Unfortunately, stories of secular individuals and government authorities being threatened or punished for breaking or even being suspected of breaking the country's dictatorial religious laws are commonplace in Israel and have been since the founding of the state in 1948. The reason is the so-called "status quo" arrangement made between Israel's founding fathers and the fledgling Jewish state's religious establishment. The arrangement dates back to a letter sent by David Ben-Gurion to leaders representing the Haredi community in which he made assurances that religious laws and ordinances on matters including Shabbat, Kashrut, family law and educational autonomy would be upheld and enforced in what would become the State of Israel. Ben-Gurion, who as we know became Israel's first prime minister, did this because he needed to ensure a united Jewish stance in favour of the United Nations' 1947 Palestine partition plan. Without this united stance, the partition plan granting Jews an independent state in the Land of Israel may not have passed. The irony is that the "status quo" arrangement that allowed Israel to be established with international legitimacy is the same thing that is oppressing much of Israel's public today.
So what if Israel's government decided to drop Ben-Gurion's compromise? What if Israel's leaders suddenly agreed to lift restrictions on activities like shopping and public transportation on Shabbat and other Jewish holidays? Would we be on the fast track to civil war? I don't think so, and the reason I don't think so is that even if the Haredim or the religious Zionist community strongly resented Israel's turn towards secularism, they would still not bite the hand that feeds them. After all, Israel is the one and only Jewish state, and I don't see either the Haredim or the religious Zionist Jews creating states of their own. How could the Haredim create a country of their own? They won't even contribute to the society and economy in the country they have now, to say nothing of their refusal to fight for it in the IDF. Why would they act any differently to create a country of their own? And as for the religious Zionists are concerned, there may be some of them who may openly talk of creating a second, more religious Jewish state, but I think most of them will continue to remain loyal Israeli citizens because they know Jewish history better than most people and will remember what happened the last time the Jewish people were split into two states. Hence, they will not want history to repeat itself.

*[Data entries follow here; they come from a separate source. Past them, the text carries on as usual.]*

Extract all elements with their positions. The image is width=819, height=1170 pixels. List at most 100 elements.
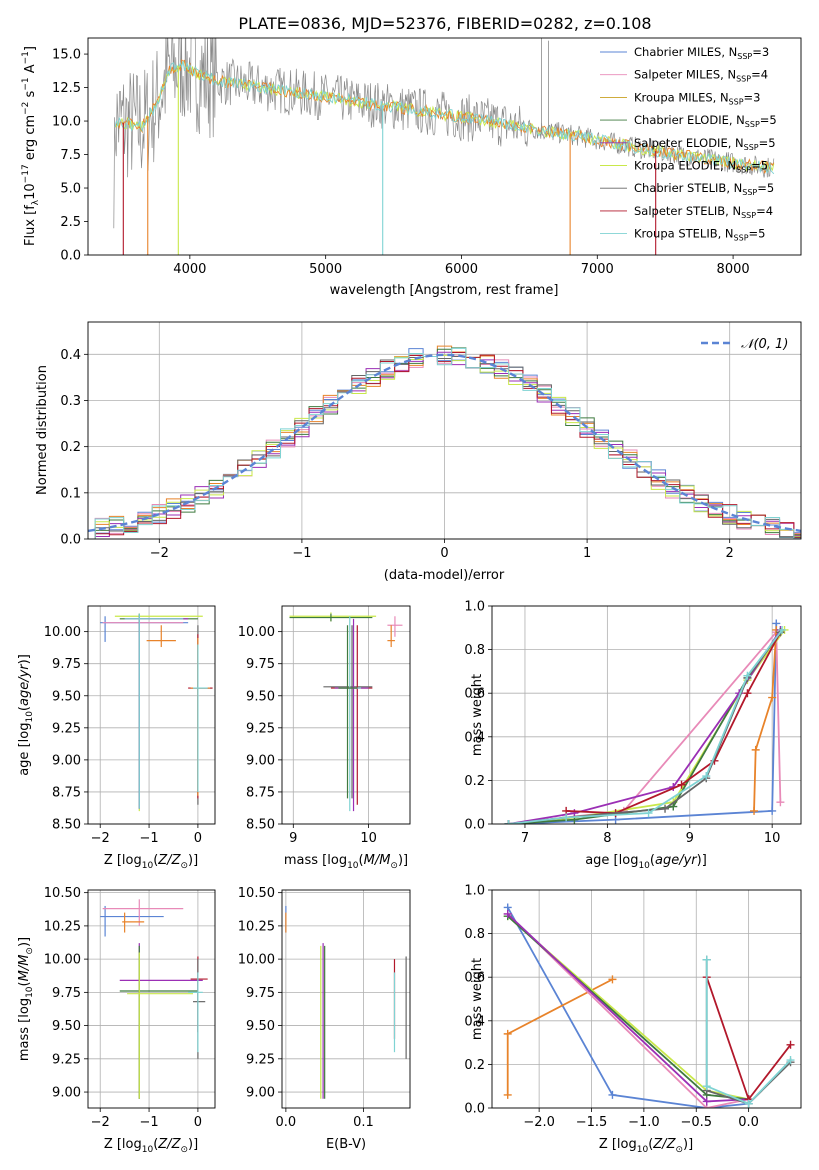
y-tick-label: 9.25 [52,721,81,736]
y-tick-label: 0.0 [464,1102,485,1117]
histogram-step [88,351,801,539]
panel-age-vs-mass: 9 10 8.50 8.75 9.00 9.25 9.50 9.75 10.00 mass [lo… [238,605,411,871]
series-marker [743,671,752,680]
axes-frame [491,605,802,825]
y-axis-label: age [log10(age/yr)] [17,654,35,776]
x-axis-label: Z [log10(Z/Z⊙)] [599,1137,693,1155]
y-tick-label: 10.00 [238,953,275,968]
y-tick-label: 9.00 [246,753,275,768]
y-tick-label: 0.1 [60,486,81,501]
x-tick-label: −2.0 [523,1115,555,1130]
legend-label: Kroupa STELIB, NSSP=5 [634,227,765,243]
gaussian-line [88,353,801,533]
x-axis-label: wavelength [Angstrom, rest frame] [330,283,559,298]
series-line [705,959,792,1105]
axes-frame [87,889,216,1109]
x-tick-label: −1 [292,546,311,561]
figure-title: PLATE=0836, MJD=52376, FIBERID=0282, z=0… [238,14,651,33]
axes-frame [87,321,802,540]
plot-area [88,345,801,539]
y-tick-label: 0.3 [60,394,81,409]
y-tick-label: 8.75 [52,785,81,800]
y-tick-label: 1.0 [464,884,485,899]
y-tick-label: 12.5 [52,81,81,96]
panel-mass-vs-e-b-v-: 0.0 0.1 9.00 9.25 9.50 9.75 10.00 10.25 10.50 E(B… [238,886,411,1152]
x-tick-label: 4000 [173,262,206,277]
x-axis-label: E(B-V) [326,1137,366,1152]
series-line [753,629,778,811]
x-tick-label: 10 [764,831,781,846]
series-marker [702,1082,711,1091]
x-axis-label: Z [log10(Z/Z⊙)] [104,853,198,871]
x-tick-label: 0 [194,1115,202,1130]
legend-tail: =5 [757,181,774,195]
legend-tail: =4 [756,204,773,218]
x-tick-label: 10 [360,831,377,846]
plot-area [289,612,403,812]
x-tick-label: 9 [289,831,297,846]
y-tick-label: 9.50 [246,689,275,704]
legend-sub: SSP [736,75,751,84]
series-marker [744,1099,753,1108]
series-marker [669,802,678,811]
series-marker [786,1056,795,1065]
y-tick-label: 9.25 [52,1052,81,1067]
legend-sub: SSP [742,188,757,197]
series-marker [562,813,571,822]
series-marker [503,1090,512,1099]
legend-tail: =3 [744,90,761,104]
y-tick-label: 0.4 [464,1014,485,1029]
y-tick-label: 9.75 [246,657,275,672]
series-marker [702,955,711,964]
legend-tail: =5 [751,159,768,173]
y-tick-label: 5.0 [60,182,81,197]
y-tick-label: 10.00 [238,625,275,640]
y-tick-label: 9.75 [52,986,81,1001]
legend-tail: =5 [759,136,776,150]
y-tick-label: 9.25 [246,721,275,736]
x-tick-label: −1 [139,1115,158,1130]
histogram-step [88,354,801,539]
y-tick-label: 0.6 [464,687,485,702]
y-tick-label: 0.2 [464,774,485,789]
series-marker [661,804,670,813]
axes-frame [87,37,802,256]
plot-area [503,903,795,1108]
series-marker [776,798,785,807]
y-tick-label: 9.00 [246,1086,275,1101]
y-tick-label: 0.2 [60,440,81,455]
x-axis-label: age [log10(age/yr)] [585,853,707,871]
x-tick-label: −1.0 [628,1115,660,1130]
x-tick-label: 2 [726,546,734,561]
legend-label: Chabrier ELODIE, NSSP=5 [634,113,777,129]
series-marker [768,693,777,702]
x-tick-label: 8000 [717,262,750,277]
series-line [508,629,782,824]
legend-tail: =3 [752,45,769,59]
panel-mass-weight-vs-age: 7 8 9 10 0.0 0.2 0.4 0.6 0.8 1.0 age [log10(age/yr… [464,600,802,871]
series-marker [504,820,513,824]
y-axis-label: mass weight [470,674,485,756]
x-tick-label: −1 [139,831,158,846]
panel-spectrum: 4000 5000 6000 7000 8000 0.0 2.5 5.0 7.5 10.0 12.5… [21,37,802,298]
plot-area [100,899,208,1099]
y-tick-label: 9.75 [52,657,81,672]
y-tick-label: 0.6 [464,971,485,986]
series-marker [503,909,512,918]
y-tick-label: 9.50 [246,1019,275,1034]
y-tick-label: 0.0 [60,249,81,264]
series-marker [608,975,617,984]
series-line [506,907,749,1108]
legend-label: Salpeter STELIB, NSSP=4 [634,204,773,220]
series-marker [750,806,759,815]
series-line [507,915,749,1101]
x-tick-label: 7 [521,831,529,846]
x-tick-label: 0 [440,546,448,561]
y-tick-label: 10.50 [238,886,275,901]
series-marker [751,745,760,754]
series-marker [743,689,752,698]
x-tick-label: 6000 [445,262,478,277]
x-tick-label: −2 [150,546,169,561]
plot-area [113,38,775,255]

The point I'm trying to make is that for the sake of liberty, Israel needs to end the religious dictatorship that David Ben-Gurion's "status quo" arrangement has left us with, and we can do this without tearing the country apart. We need to allow ordinary Israeli citizens who want to take the bus on Saturdays or get married without the involvement or the Orthodox rabbinate the right to do so without being threatened or punished. Now I'm sure I'll get a lot of flak from my fellow Jews who are of a more religious persuasion for what I'm saying here. Indeed, I've already gotten responses back telling me that if I or anyone else don't like Israel's dictatorial religious laws, we should live somewhere else. My response to these people is that Israel belongs to its secular citizens just as much as it does to its religious ones, so no member of either community should tell members of the other that they should leave just because they share a different view of what it means to live as a Jew in the Jewish State of Israel.